- Born: May 1, 1883 La Grange, Georgia
- Died: January 28, 1953 (aged 69) La Grange, Georgia
- Occupation: Physician
- Football career

Profile
- Position: End

Personal information
- Listed weight: 170 lb (77 kg)

Career information
- College: Georgia (1901–1902)

Awards and highlights
- All-Southern (1902);

= Frank M. Ridley =

American football player and physician (1883–1953)

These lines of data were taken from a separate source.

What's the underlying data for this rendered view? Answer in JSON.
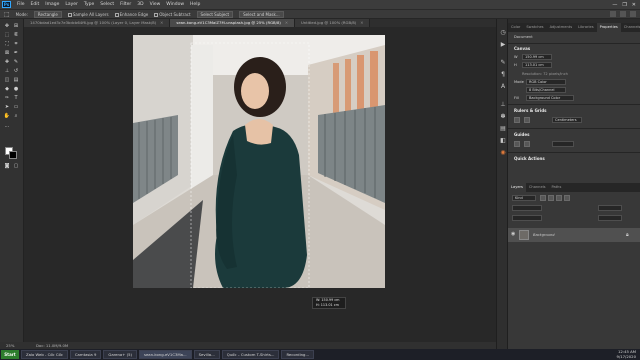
{
  "menubar": {
    "logo": "Ps",
    "items": [
      "File",
      "Edit",
      "Image",
      "Layer",
      "Type",
      "Select",
      "Filter",
      "3D",
      "View",
      "Window",
      "Help"
    ],
    "window_controls": [
      "—",
      "❐",
      "✕"
    ]
  },
  "options_bar": {
    "mode_label": "Mode:",
    "mode_value": "Rectangle",
    "sample_all_layers": "Sample All Layers",
    "enhance_edge": "Enhance Edge",
    "object_subtract": "Object Subtract",
    "select_subject": "Select Subject",
    "select_and_mask": "Select and Mask..."
  },
  "tabs": [
    {
      "label": "1470bdad1ed3c7e3bdcb64f6.jpg @ 100% (Layer 0, Layer Mask/8)",
      "active": false
    },
    {
      "label": "sean-kong-eV1C3MaiZ7M-unsplash.jpg @ 25% (RGB/8)",
      "active": true
    },
    {
      "label": "Untitled.jpg @ 100% (RGB/8)",
      "active": false
    }
  ],
  "status": {
    "zoom": "25%",
    "size": "Doc: 11.0M/9.0M"
  },
  "tooltip": {
    "w": "W: 150.99 cm",
    "h": "H: 113.01 cm"
  },
  "panel_tabs_top": [
    "Color",
    "Swatches",
    "Adjustments",
    "Libraries",
    "Properties",
    "Channels"
  ],
  "properties": {
    "doc_label": "Document",
    "canvas_heading": "Canvas",
    "w": "150.99 cm",
    "h": "113.01 cm",
    "resolution": "Resolution: 72 pixels/inch",
    "mode_label": "Mode",
    "mode_value": "RGB Color",
    "depth_value": "8 Bits/Channel",
    "fill_label": "Fill",
    "fill_value": "Background Color",
    "rulers_heading": "Rulers & Grids",
    "ruler_unit": "Centimeters",
    "guides_heading": "Guides",
    "quick_actions_heading": "Quick Actions"
  },
  "layers_panel": {
    "tabs": [
      "Layers",
      "Channels",
      "Paths"
    ],
    "kind_label": "Kind",
    "layer_name": "Background"
  },
  "taskbar": {
    "start_label": "Start",
    "tasks": [
      {
        "label": "Zalo Web - Cốc Cốc",
        "active": false
      },
      {
        "label": "Camtasia 9",
        "active": false
      },
      {
        "label": "Garena+ (5)",
        "active": false
      },
      {
        "label": "sean-kong-eV1C3Ma...",
        "active": true
      },
      {
        "label": "Sevilla...",
        "active": false
      },
      {
        "label": "Quốc – Custom T-Shirts...",
        "active": false
      },
      {
        "label": "Recording...",
        "active": false
      }
    ],
    "time": "12:45 AM",
    "date": "9/17/2020"
  }
}
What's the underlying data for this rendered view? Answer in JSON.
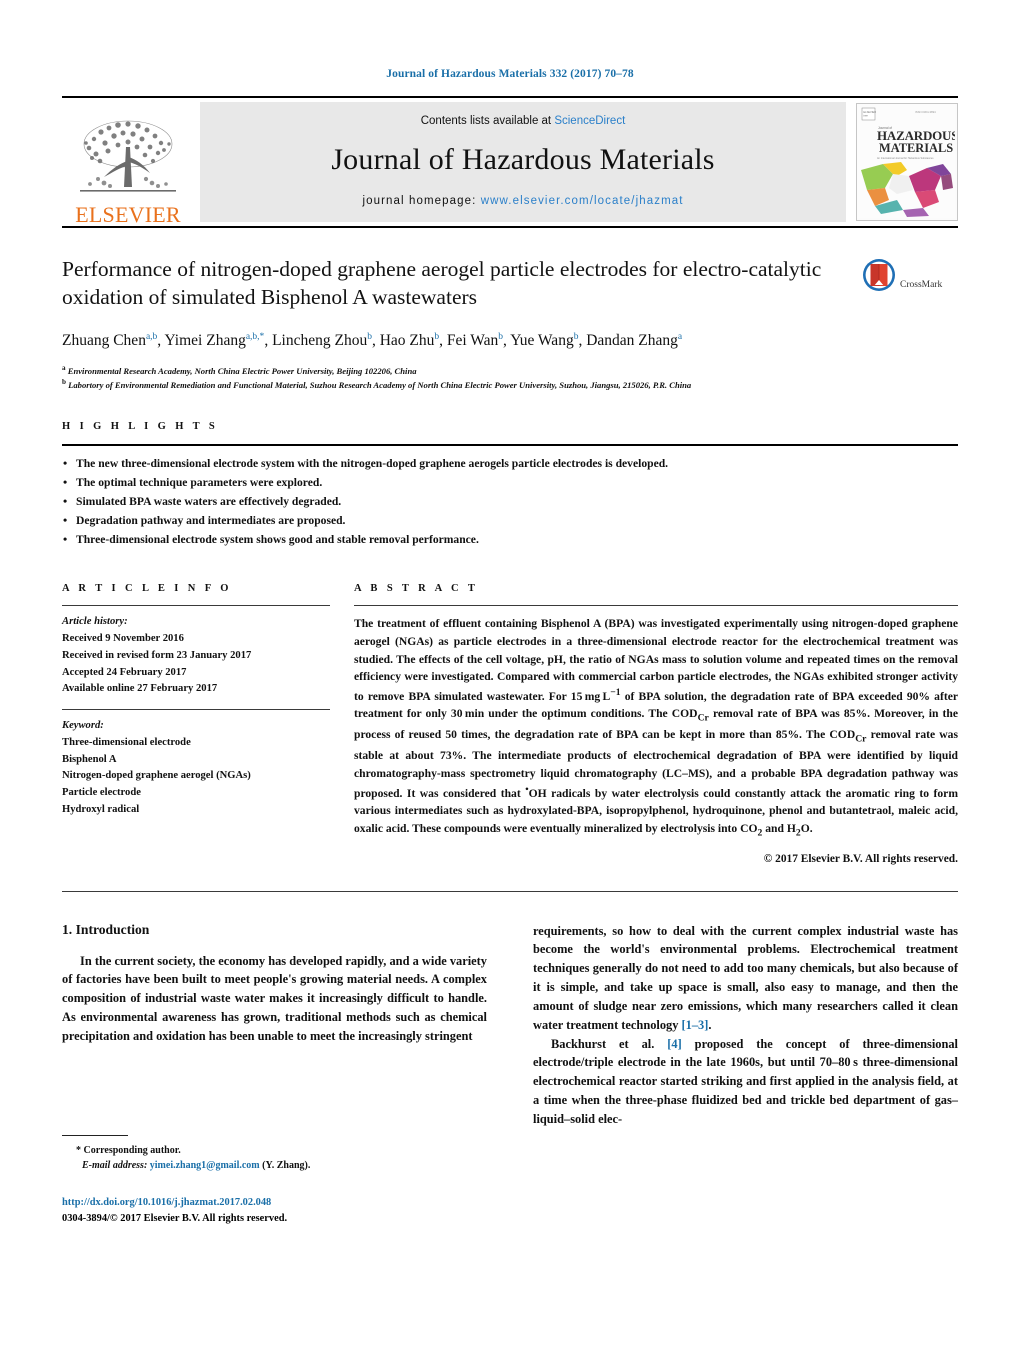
{
  "running_head": "Journal of Hazardous Materials 332 (2017) 70–78",
  "masthead": {
    "publisher": "ELSEVIER",
    "contents_prefix": "Contents lists available at ",
    "contents_link": "ScienceDirect",
    "journal_name": "Journal of Hazardous Materials",
    "homepage_prefix": "journal homepage: ",
    "homepage_url": "www.elsevier.com/locate/jhazmat",
    "cover_title_top": "HAZARDOUS",
    "cover_title_bottom": "MATERIALS",
    "link_color": "#2a7fc9",
    "elsevier_orange": "#E9711C"
  },
  "article": {
    "title": "Performance of nitrogen-doped graphene aerogel particle electrodes for electro-catalytic oxidation of simulated Bisphenol A wastewaters",
    "crossmark_label": "CrossMark",
    "authors_html": "Zhuang Chen<sup>a,b</sup>, Yimei Zhang<sup>a,b,*</sup>, Lincheng Zhou<sup>b</sup>, Hao Zhu<sup>b</sup>, Fei Wan<sup>b</sup>, Yue Wang<sup>b</sup>, Dandan Zhang<sup>a</sup>",
    "affiliation_a": "Environmental Research Academy, North China Electric Power University, Beijing 102206, China",
    "affiliation_b": "Labortory of Environmental Remediation and Functional Material, Suzhou Research Academy of North China Electric Power University, Suzhou, Jiangsu, 215026, P.R. China"
  },
  "highlights": {
    "heading": "H I G H L I G H T S",
    "items": [
      "The new three-dimensional electrode system with the nitrogen-doped graphene aerogels particle electrodes is developed.",
      "The optimal technique parameters were explored.",
      "Simulated BPA waste waters are effectively degraded.",
      "Degradation pathway and intermediates are proposed.",
      "Three-dimensional electrode system shows good and stable removal performance."
    ]
  },
  "article_info": {
    "heading": "A R T I C L E    I N F O",
    "history_label": "Article history:",
    "history": [
      "Received 9 November 2016",
      "Received in revised form 23 January 2017",
      "Accepted 24 February 2017",
      "Available online 27 February 2017"
    ],
    "keyword_label": "Keyword:",
    "keywords": [
      "Three-dimensional electrode",
      "Bisphenol A",
      "Nitrogen-doped graphene aerogel (NGAs)",
      "Particle electrode",
      "Hydroxyl radical"
    ]
  },
  "abstract": {
    "heading": "A B S T R A C T",
    "text_html": "The treatment of effluent containing Bisphenol A (BPA) was investigated experimentally using nitrogen-doped graphene aerogel (NGAs) as particle electrodes in a three-dimensional electrode reactor for the electrochemical treatment was studied. The effects of the cell voltage, pH, the ratio of NGAs mass to solution volume and repeated times on the removal efficiency were investigated. Compared with commercial carbon particle electrodes, the NGAs exhibited stronger activity to remove BPA simulated wastewater. For 15&#8239;mg&#8239;L<sup>&#8722;1</sup> of BPA solution, the degradation rate of BPA exceeded 90% after treatment for only 30&#8239;min under the optimum conditions. The COD<sub>Cr</sub> removal rate of BPA was 85%. Moreover, in the process of reused 50 times, the degradation rate of BPA can be kept in more than 85%. The COD<sub>Cr</sub> removal rate was stable at about 73%. The intermediate products of electrochemical degradation of BPA were identified by liquid chromatography-mass spectrometry liquid chromatography (LC&#8211;MS), and a probable BPA degradation pathway was proposed. It was considered that <sup>&#8226;</sup>OH radicals by water electrolysis could constantly attack the aromatic ring to form various intermediates such as hydroxylated-BPA, isopropylphenol, hydroquinone, phenol and butantetraol, maleic acid, oxalic acid. These compounds were eventually mineralized by electrolysis into CO<sub>2</sub> and H<sub>2</sub>O.",
    "copyright": "© 2017 Elsevier B.V. All rights reserved."
  },
  "body": {
    "section_number_title": "1.  Introduction",
    "left_para_1": "In the current society, the economy has developed rapidly, and a wide variety of factories have been built to meet people's growing material needs. A complex composition of industrial waste water makes it increasingly difficult to handle. As environmental awareness has grown, traditional methods such as chemical precipitation and oxidation has been unable to meet the increasingly stringent",
    "right_para_1_html": "requirements, so how to deal with the current complex industrial waste has become the world's environmental problems. Electrochemical treatment techniques generally do not need to add too many chemicals, but also because of it is simple, and take up space is small, also easy to manage, and then the amount of sludge near zero emissions, which many researchers called it clean water treatment technology <span class=\"ref\">[1&#8211;3]</span>.",
    "right_para_2_html": "Backhurst et al. <span class=\"ref\">[4]</span> proposed the concept of three-dimensional electrode/triple electrode in the late 1960s, but until 70&#8211;80&#8239;s three-dimensional electrochemical reactor started striking and first applied in the analysis field, at a time when the three-phase fluidized bed and trickle bed department of gas&#8211;liquid&#8211;solid elec-"
  },
  "footer": {
    "corresponding_marker": "*",
    "corresponding_label": "Corresponding author.",
    "email_label": "E-mail address:",
    "email": "yimei.zhang1@gmail.com",
    "email_suffix": "(Y. Zhang).",
    "doi": "http://dx.doi.org/10.1016/j.jhazmat.2017.02.048",
    "issn_line": "0304-3894/© 2017 Elsevier B.V. All rights reserved."
  }
}
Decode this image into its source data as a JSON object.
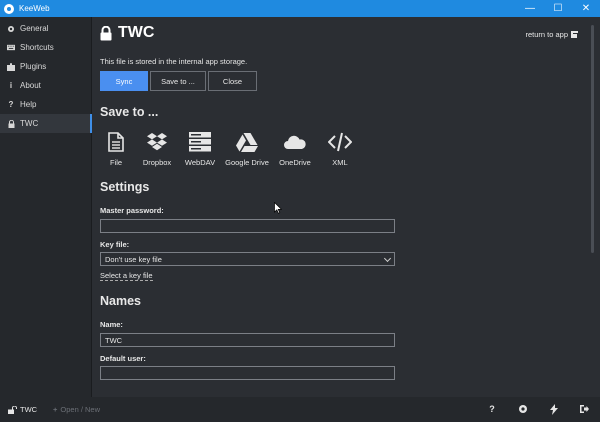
{
  "window": {
    "title": "KeeWeb"
  },
  "sidebar": {
    "items": [
      {
        "label": "General",
        "icon": "gear-icon"
      },
      {
        "label": "Shortcuts",
        "icon": "keyboard-icon"
      },
      {
        "label": "Plugins",
        "icon": "puzzle-icon"
      },
      {
        "label": "About",
        "icon": "info-icon"
      },
      {
        "label": "Help",
        "icon": "question-icon"
      },
      {
        "label": "TWC",
        "icon": "lock-icon",
        "active": true
      }
    ]
  },
  "header": {
    "title": "TWC",
    "return_label": "return to app"
  },
  "info_text": "This file is stored in the internal app storage.",
  "buttons": {
    "sync": "Sync",
    "save_to": "Save to ...",
    "close": "Close"
  },
  "save_to": {
    "heading": "Save to ...",
    "options": [
      {
        "label": "File",
        "icon": "file-icon"
      },
      {
        "label": "Dropbox",
        "icon": "dropbox-icon"
      },
      {
        "label": "WebDAV",
        "icon": "server-icon"
      },
      {
        "label": "Google Drive",
        "icon": "google-drive-icon"
      },
      {
        "label": "OneDrive",
        "icon": "cloud-icon"
      },
      {
        "label": "XML",
        "icon": "code-icon"
      }
    ]
  },
  "settings": {
    "heading": "Settings",
    "master_password_label": "Master password:",
    "master_password_value": "",
    "key_file_label": "Key file:",
    "key_file_selected": "Don't use key file",
    "select_key_file_link": "Select a key file"
  },
  "names": {
    "heading": "Names",
    "name_label": "Name:",
    "name_value": "TWC",
    "default_user_label": "Default user:",
    "default_user_value": ""
  },
  "footer": {
    "file_label": "TWC",
    "open_new_label": "Open / New"
  },
  "colors": {
    "accent": "#1f8ae0",
    "primary_button": "#4a8ff0",
    "background": "#2b2e33",
    "sidebar": "#25282c"
  }
}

Frank Morris Ridley Jr. (May 1, 1883 – January 28, 1953) was an American college football player and physician.

==College football==
Ridley was a prominent member of the Georgia Bulldogs football teams of the University of Georgia, captain of the team in 1901 and 1902.

===1901===
At year's end, Ridley was re-elected captain. He was then the youngest ever captain and the only to be elected such twice.

===1902===
After the scoreless tie with Georgia Tech, Ridley "was somewhat disgusted and declared that it was the worst game the Georgia team had ever played." Ridley was selected an All-Southern lineman along with teammates Harold Ketron and Sandy Beaver, achieving the honor in his first year at the position - moved to end from the backfield. One account of Ridley reads "Ridley's first year on the team he played this position so well that Coach Heisman named his as the All-Southern end. He is quick and active and never hesitates to tackle a man, seldom being blocked."

==Physician==
In 1906 he graduated with honors from the old Atlanta College of Physicians and Surgeons. He specialized as a surgeon and diagnostician.

==Marriage==
On June 6, 1906, Ridley married Sister Mabel Douglas Hood.

===Shot===
Ridley was once shot at the wedding of his cousin in 1907, nearly dying.